Sabato mattina è scomparso di nuovo. Una borsa da pesca, un maglione di flanella simile, un odore di benzina e un breve “sarò domenica”.
Conosco questo scenario da mesi ormai. “Pesci”, diceva. Sempre quei dannati pesci. Una volta mi ha persino comprato un filetto al mercato e ha fatto finta di averlo preso da solo.
Ma qualcosa non va. Non puzzava di laghi. Non è stanco. E non ha mai portato foto. Una volta ho notato una strana traccia di rossetto sul suo thermos.
Poi mi sono detto che era una coincidenza. Dopotutto, è un uomo e gli uomini non si accorgono di queste cose. Ma qualcosa in me tremò. E non si è calmato.
Zosia, la mia vicina del secondo piano, non ha mai perso l’occasione di spettegolare. Ma quel giorno non spettegolava. Lo disse piano, quasi comprensivo: “l’ho visto sabato. Non sul fiume. Al centro. Con una donna. Si tenevano per mano”. Ho sentito il sangue che mi scorreva dal viso. Non l’ho chiesto. Una frase mi bastava.

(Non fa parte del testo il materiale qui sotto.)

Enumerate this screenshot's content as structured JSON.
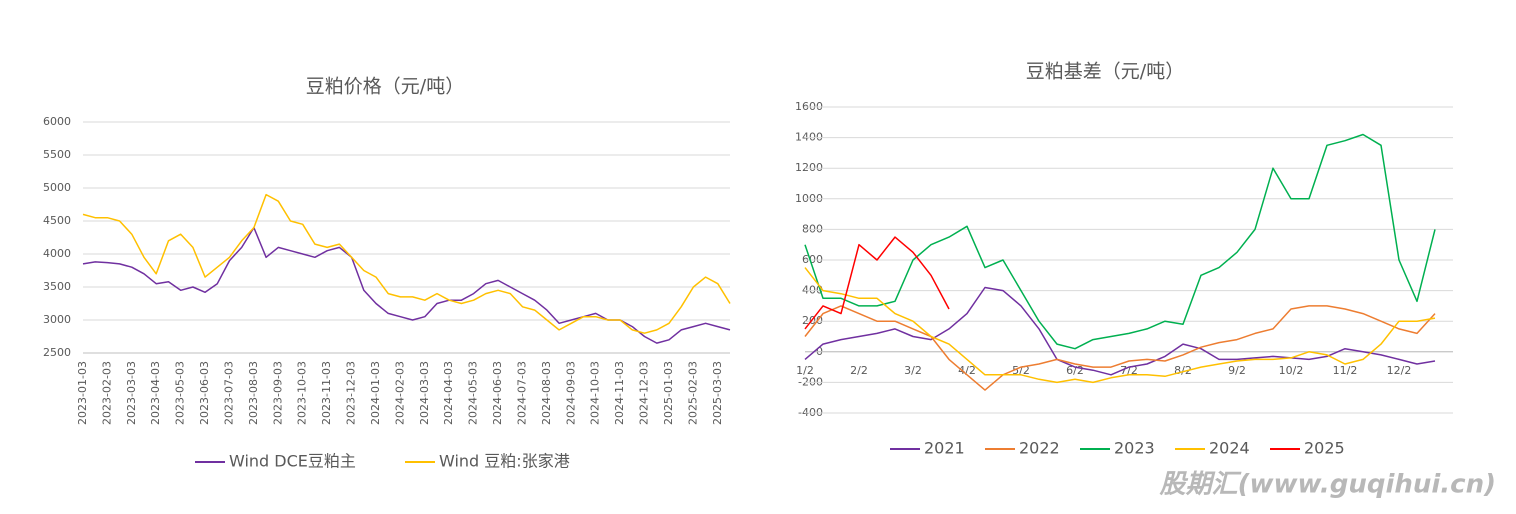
{
  "chart_data": [
    {
      "type": "line",
      "title": "豆粕价格（元/吨）",
      "categories": [
        "2023-01-03",
        null,
        "2023-02-03",
        null,
        "2023-03-03",
        null,
        "2023-04-03",
        null,
        "2023-05-03",
        null,
        "2023-06-03",
        null,
        "2023-07-03",
        null,
        "2023-08-03",
        null,
        "2023-09-03",
        null,
        "2023-10-03",
        null,
        "2023-11-03",
        null,
        "2023-12-03",
        null,
        "2024-01-03",
        null,
        "2024-02-03",
        null,
        "2024-03-03",
        null,
        "2024-04-03",
        null,
        "2024-05-03",
        null,
        "2024-06-03",
        null,
        "2024-07-03",
        null,
        "2024-08-03",
        null,
        "2024-09-03",
        null,
        "2024-10-03",
        null,
        "2024-11-03",
        null,
        "2024-12-03",
        null,
        "2025-01-03",
        null,
        "2025-02-03",
        null,
        "2025-03-03",
        null
      ],
      "series": [
        {
          "name": "Wind DCE豆粕主",
          "color": "#7030a0",
          "values": [
            3850,
            3880,
            3870,
            3850,
            3800,
            3700,
            3550,
            3580,
            3450,
            3500,
            3420,
            3550,
            3900,
            4100,
            4400,
            3950,
            4100,
            4050,
            4000,
            3950,
            4050,
            4100,
            3950,
            3450,
            3250,
            3100,
            3050,
            3000,
            3050,
            3250,
            3300,
            3300,
            3400,
            3550,
            3600,
            3500,
            3400,
            3300,
            3150,
            2950,
            3000,
            3050,
            3100,
            3000,
            3000,
            2900,
            2750,
            2650,
            2700,
            2850,
            2900,
            2950,
            2900,
            2850
          ]
        },
        {
          "name": "Wind 豆粕:张家港",
          "color": "#ffc000",
          "values": [
            4600,
            4550,
            4550,
            4500,
            4300,
            3950,
            3700,
            4200,
            4300,
            4100,
            3650,
            3800,
            3950,
            4200,
            4400,
            4900,
            4800,
            4500,
            4450,
            4150,
            4100,
            4150,
            3950,
            3750,
            3650,
            3400,
            3350,
            3350,
            3300,
            3400,
            3300,
            3250,
            3300,
            3400,
            3450,
            3400,
            3200,
            3150,
            3000,
            2850,
            2950,
            3050,
            3050,
            3000,
            3000,
            2850,
            2800,
            2850,
            2950,
            3200,
            3500,
            3650,
            3550,
            3250
          ]
        }
      ],
      "ylim": [
        2500,
        6000
      ],
      "yticks": [
        2500,
        3000,
        3500,
        4000,
        4500,
        5000,
        5500,
        6000
      ],
      "grid": true
    },
    {
      "type": "line",
      "title": "豆粕基差（元/吨）",
      "categories": [
        "1/2",
        null,
        null,
        "2/2",
        null,
        null,
        "3/2",
        null,
        null,
        "4/2",
        null,
        null,
        "5/2",
        null,
        null,
        "6/2",
        null,
        null,
        "7/2",
        null,
        null,
        "8/2",
        null,
        null,
        "9/2",
        null,
        null,
        "10/2",
        null,
        null,
        "11/2",
        null,
        null,
        "12/2",
        null,
        null
      ],
      "series": [
        {
          "name": "2021",
          "color": "#7030a0",
          "values": [
            -50,
            50,
            80,
            100,
            120,
            150,
            100,
            80,
            150,
            250,
            420,
            400,
            300,
            150,
            -50,
            -100,
            -120,
            -150,
            -100,
            -80,
            -30,
            50,
            20,
            -50,
            -50,
            -40,
            -30,
            -40,
            -50,
            -30,
            20,
            0,
            -20,
            -50,
            -80,
            -60
          ]
        },
        {
          "name": "2022",
          "color": "#ed7d31",
          "values": [
            100,
            250,
            300,
            250,
            200,
            200,
            150,
            100,
            -50,
            -150,
            -250,
            -150,
            -100,
            -80,
            -50,
            -80,
            -100,
            -100,
            -60,
            -50,
            -60,
            -20,
            30,
            60,
            80,
            120,
            150,
            280,
            300,
            300,
            280,
            250,
            200,
            150,
            120,
            250
          ]
        },
        {
          "name": "2023",
          "color": "#00b050",
          "values": [
            700,
            350,
            350,
            300,
            300,
            330,
            600,
            700,
            750,
            820,
            550,
            600,
            400,
            200,
            50,
            20,
            80,
            100,
            120,
            150,
            200,
            180,
            500,
            550,
            650,
            800,
            1200,
            1000,
            1000,
            1350,
            1380,
            1420,
            1350,
            600,
            330,
            800
          ]
        },
        {
          "name": "2024",
          "color": "#ffc000",
          "values": [
            550,
            400,
            380,
            350,
            350,
            250,
            200,
            100,
            50,
            -50,
            -150,
            -150,
            -150,
            -180,
            -200,
            -180,
            -200,
            -170,
            -150,
            -150,
            -160,
            -130,
            -100,
            -80,
            -60,
            -50,
            -50,
            -40,
            0,
            -20,
            -80,
            -50,
            50,
            200,
            200,
            220
          ]
        },
        {
          "name": "2025",
          "color": "#ff0000",
          "values": [
            150,
            300,
            250,
            700,
            600,
            750,
            650,
            500,
            280,
            null,
            null,
            null,
            null,
            null,
            null,
            null,
            null,
            null,
            null,
            null,
            null,
            null,
            null,
            null,
            null,
            null,
            null,
            null,
            null,
            null,
            null,
            null,
            null,
            null,
            null,
            null
          ]
        }
      ],
      "ylim": [
        -400,
        1600
      ],
      "yticks": [
        -400,
        -200,
        0,
        200,
        400,
        600,
        800,
        1000,
        1200,
        1400,
        1600
      ],
      "grid": true
    }
  ],
  "watermark": "股期汇(www.guqihui.cn)"
}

Non ho girato la scena. Non ho litigato. Invece, mi sono seduto la sera con un bicchiere di vino e ho guardato il mio riflesso nella finestra. Chi ero? Moglie sui trent’anni, madre, padrona, a volte compagna. Ma quando è stata l’ultima volta che sono stata una donna?
Sono rimasta sveglia tutta la notte. All’alba mi sono alzato e ho scritto un piano. No, Non un piano di vendetta. Piano di salvataggio. Per me.

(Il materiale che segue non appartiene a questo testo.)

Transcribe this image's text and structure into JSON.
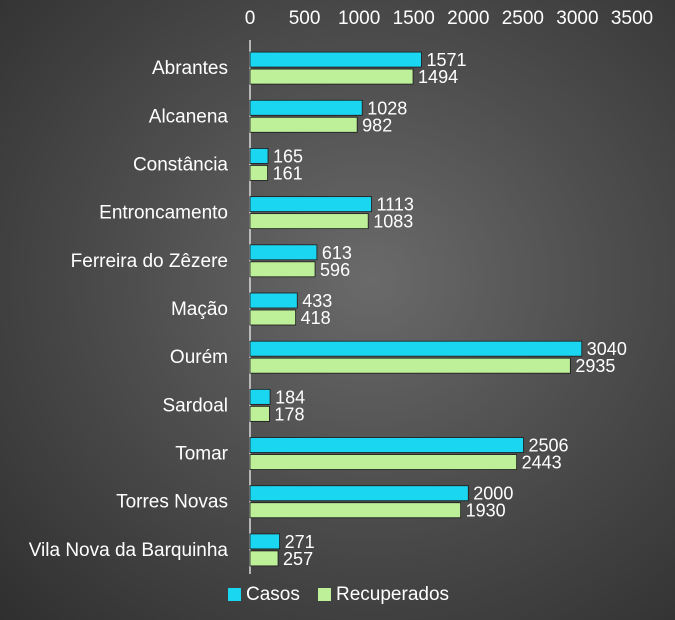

Ho iniziato ad andare dal parrucchiere. Mi sono comprato un cappotto rosso, uno che non avrei mai osato indossare. Ho iniziato a cucinare solo per me stesso. Nuove regole. Gusti che odiava. Sono andata al cinema da sola. Da sola in un bar. Stavo sorridendo agli estranei. Ho iniziato a respirare.
E non l’ho incontrato. Ha continuato ad andare “a pescare”. Stava tornando domenica sera, un po ‘più silenzioso, un po’ più assente. E non aveva idea che sua moglie si stesse lentamente svegliando. Dalla letargia. Dall’amore cieco Essere lo sfondo.
Una volta, quando è tornato, non ho chiesto come fossero le cose. Ho appena detto che ero a Teatro. E che sto programmando un breve viaggio con le mie amiche. Mi guardò sorpreso. “Tu?”chiese. Ho sorriso. Meritavo qualcosa di più che aspettare in cucina.”
Non lo ha negato. Ma ha iniziato a perdersi. Portava fiori, preparava la colazione. Cominciò a dire ” amo ” come se volesse evocare una realtà che gli sfuggiva di mano. Ma non sono più quella donna.
Non ho cercato vendetta. Non volevo umiliarlo. Ma sapevo che ora avevo una scelta. Per la prima volta da anni.
Quando ancora una volta ha detto che stava andando a pescare, l’ho guardato negli occhi e ho detto: “in tal caso, sto andando alla spa. Sarò domenica.” E me ne sono andata. Con la testa alta. Con rossetto rosso. E con la sensazione che sto tornando a me stesso.
Perché a volte non devi urlare per riaverti. A volte basta voltarsi e iniziare a vivere in modo diverso. Attenti. Ma con dignità.